Perry E. Metzger writes:

 > When you study the failures in enough real world deployed systems,
 > even when used by trained personnel, you lose your belief that it
 > is okay to provide knobs to the users that they don't understand very
 > well. Really the only safe system follows "there should be only one
 > mode, and it should be secure".

I heard you the first time.  What your discussion ignores is that
that's already a moot point, especially in free software.  The
insecure alternative exists, is installed, and will be used in
preference to an upgrade with "one mode and that mode is secure" if
the inconvenience of security is great enough.
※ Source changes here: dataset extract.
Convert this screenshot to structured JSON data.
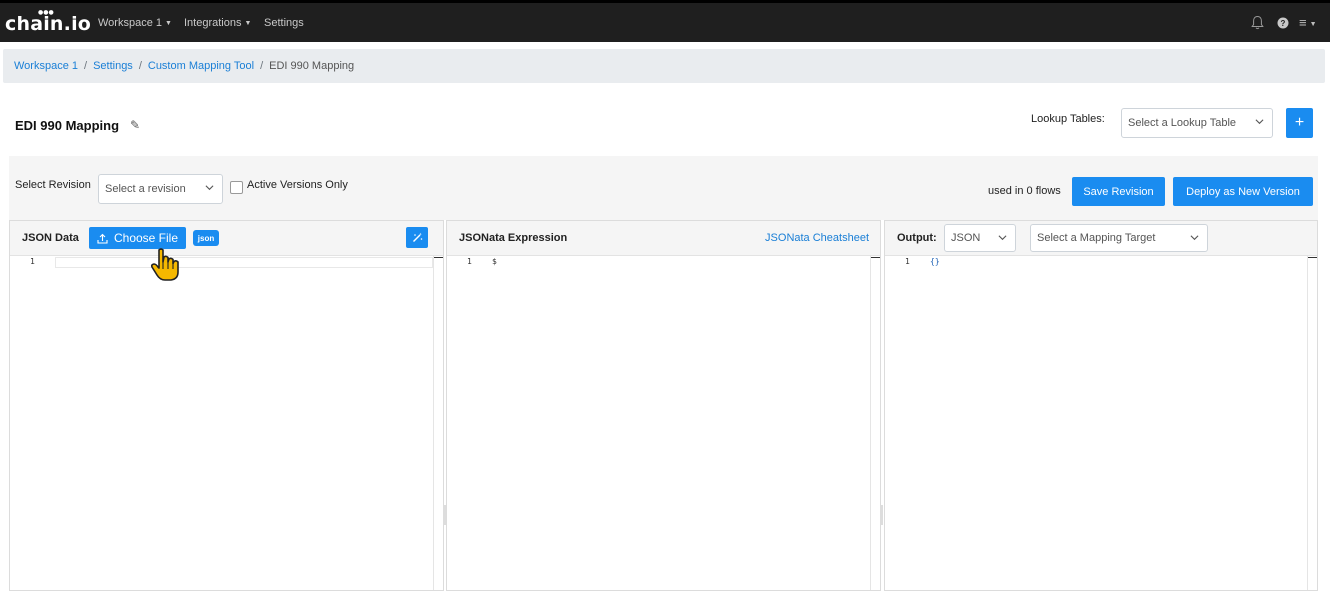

It's possible that the inconvenience is small.  Your anecdote about
P25 radios suggests that in that case in fact it was, but that can
only be determined by finding out whether organizations different in
many ways are the same in that dimension.  On the other hand, it is a
fact that people have died (and to this day are dying in Japan)
because of lack of compatibility between communication systems among
cooperating organizations such as fire and police.  It's possible that
fallback-to-compatible capability did matter and still does matter.

I'm not going to attempt to deny the importance of security, the lack
of information and training in use of optional security features among
users, or the rapid escalation of frequency and power of attacks.
Nevertheless, advocating extreme security policy is unlikely to
achieve the goal of extreme security in the current environment, and I
believe that a more balanced approach can do better.